The Natchez, one of six by the same name, built by Captain Tom Leathers, was designed for one purpose, to beat the first Robert E. Lee, supposedly the fastest steamboat on the Mississippi. For months, both the Robert E. Lee and the Natchez worked the St.Louis-New Orleans route, but on different days; then Captain Leathers tossed down the challenge: He would depart New Orleans at the same hour as the Robert E. Lee.

The race was on! It was 1870, in the twilight years of the great riverboats. Captain Leathers did not alter his vessel, but the Robert E. Lee skipper, Captain John Cannon, took the race dead seriously, as if his reputation depended on the outcome of the contest.

He stripped his vessel of all unnecessary weight: glass panels, doors, hoists, anchors, rigging, and anything else that would slow the boat down. He even tied the vessel to the shore with a single line, and at exactly 5:00 p.m. on the appointed day an axe cut the line, and the Robert E. Lee was away with a three minute edge over the Natchez.

Up the Mississippi they plowed with a full head of steam and bets totaling over half a million dollars. The telegraph lines along the river flashed news of the race all over the United States.

It was the race of the century. Above Vicksburg, the canny Captain Cannon had a surprise for the Natchez people. He had engaged another steamboat to speed side by side with the Lee and toss over extra cordwood for her boilers piece by piece, as the Lee's head of steam crowded safety margins.
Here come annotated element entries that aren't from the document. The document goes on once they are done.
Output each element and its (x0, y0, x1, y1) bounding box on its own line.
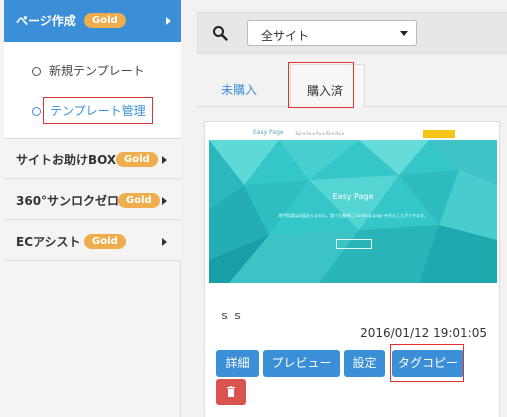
sidebar-item-page-create[interactable]: ページ作成 Gold (4, 0, 181, 42)
trash-icon (227, 386, 235, 397)
detail-button[interactable]: 詳細 (216, 350, 259, 377)
search-bar: 全サイト (197, 12, 507, 54)
sidebar-submenu: 新規テンプレート テンプレート管理 (4, 42, 181, 139)
gold-badge: Gold (118, 193, 160, 208)
sidebar-item-site-help-box[interactable]: サイトお助けBOX Gold (4, 139, 181, 179)
sidebar-item-label: サイトお助けBOX (16, 153, 117, 167)
sidebar-subitem-label: 新規テンプレート (49, 64, 145, 78)
circle-icon (32, 107, 41, 116)
tab-purchased[interactable]: 購入済 (288, 62, 365, 108)
preview-button[interactable]: プレビュー (263, 350, 340, 377)
sidebar-subitem-label: テンプレート管理 (43, 97, 153, 124)
sidebar: ページ作成 Gold 新規テンプレート テンプレート管理 サイトお助けBOX G… (0, 0, 181, 417)
delete-button[interactable] (216, 379, 246, 405)
template-date: 2016/01/12 19:01:05 (360, 326, 487, 340)
thumbnail-title: Easy Page (332, 192, 374, 201)
sidebar-item-label: ECアシスト (16, 235, 81, 249)
chevron-down-icon (400, 31, 408, 36)
settings-button[interactable]: 設定 (344, 350, 385, 377)
template-name: ｓｓ (219, 309, 245, 322)
polygon-background (209, 140, 497, 283)
chevron-right-icon (162, 156, 167, 164)
tab-label: 購入済 (307, 84, 344, 98)
gold-badge: Gold (116, 152, 158, 167)
thumbnail-logo: Easy Page (253, 129, 284, 136)
gold-badge: Gold (84, 234, 126, 249)
tab-unpurchased[interactable]: 未購入 (221, 81, 257, 98)
thumbnail-cta (336, 239, 372, 249)
chevron-right-icon (162, 238, 167, 246)
sidebar-subitem-template-manage[interactable]: テンプレート管理 (32, 97, 153, 124)
sidebar-item-label: 360°サンロクゼロ (16, 194, 120, 208)
chevron-right-icon (162, 197, 167, 205)
circle-icon (32, 67, 41, 76)
sidebar-item-ec-assist[interactable]: ECアシスト Gold (4, 221, 181, 261)
template-thumbnail[interactable]: Easy Page 専門知識は必要ありません。誰でも簡単に Landing pa… (209, 140, 497, 283)
sidebar-subitem-new-template[interactable]: 新規テンプレート (32, 62, 145, 79)
search-icon[interactable] (212, 25, 228, 41)
sidebar-item-360[interactable]: 360°サンロクゼロ Gold (4, 180, 181, 220)
thumbnail-nav: Top ▾ Ra ▾ Ra ▾ Ra ▾ Ra ▾ (295, 131, 344, 136)
sidebar-item-label: ページ作成 (16, 14, 76, 28)
tag-copy-button[interactable]: タグコピー (392, 350, 464, 377)
gold-badge: Gold (84, 13, 126, 28)
template-card: Easy Page Top ▾ Ra ▾ Ra ▾ Ra ▾ Ra ▾ Easy… (204, 121, 500, 417)
site-select-value: 全サイト (261, 29, 310, 43)
thumbnail-subtitle: 専門知識は必要ありません。誰でも簡単に Landing page を作ることがで… (278, 213, 428, 218)
site-select[interactable]: 全サイト (247, 20, 417, 46)
chevron-right-icon (166, 17, 171, 25)
thumbnail-header-button (423, 130, 455, 138)
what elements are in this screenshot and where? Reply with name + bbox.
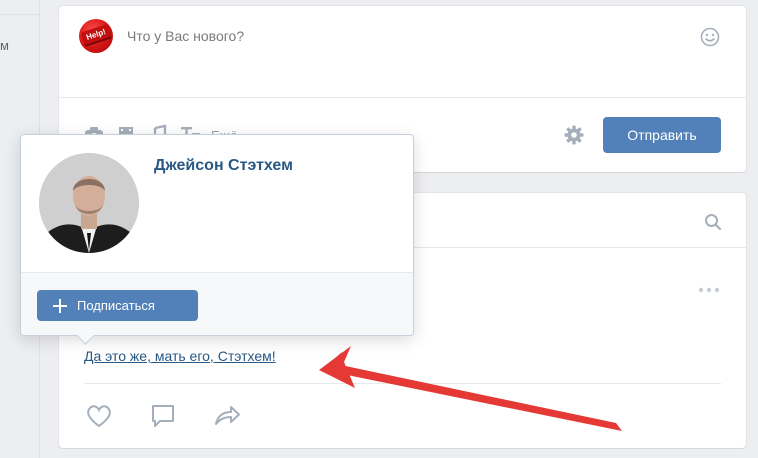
avatar-help-badge: Help! [80,23,112,46]
plus-icon [53,298,67,313]
post-divider [84,383,721,384]
sidebar-divider [0,14,40,15]
subscribe-label: Подписаться [77,298,155,313]
send-button[interactable]: Отправить [603,117,721,153]
avatar[interactable]: Help! [79,19,113,53]
heart-icon[interactable] [84,401,114,431]
comment-icon[interactable] [148,401,178,431]
more-dots-icon[interactable] [698,287,720,293]
smile-icon[interactable] [700,27,720,47]
post-text-link[interactable]: Да это же, мать его, Стэтхем! [84,348,276,364]
search-icon[interactable] [704,213,722,231]
profile-popup: Джейсон Стэтхем Подписаться [20,134,414,336]
profile-photo[interactable] [39,153,139,253]
composer-placeholder[interactable]: Что у Вас нового? [127,28,244,44]
post-actions [84,401,242,431]
profile-photo-image [39,153,139,253]
subscribe-button[interactable]: Подписаться [37,290,198,321]
sidebar-cut-text: м [0,38,9,53]
gear-icon[interactable] [563,124,585,146]
profile-name[interactable]: Джейсон Стэтхем [154,157,293,175]
popup-footer: Подписаться [21,272,413,335]
composer-divider [59,97,746,98]
share-icon[interactable] [212,401,242,431]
The cry of “Foul! Foul!” went up, but the race continued. Near the entrance of the Ohio River, both vessels entered a fog. Captain Cannon pushed on, endangering the Robert E. Lee and all other river traffic; the Natchez tied up until the weather improved. Of Course, the Robert E. Lee steamed into St. Louis first-three days, eighteen hours, and fourteen minutes out of New Orleans-while thousands cheered. She beat the Natchez by more than six hours.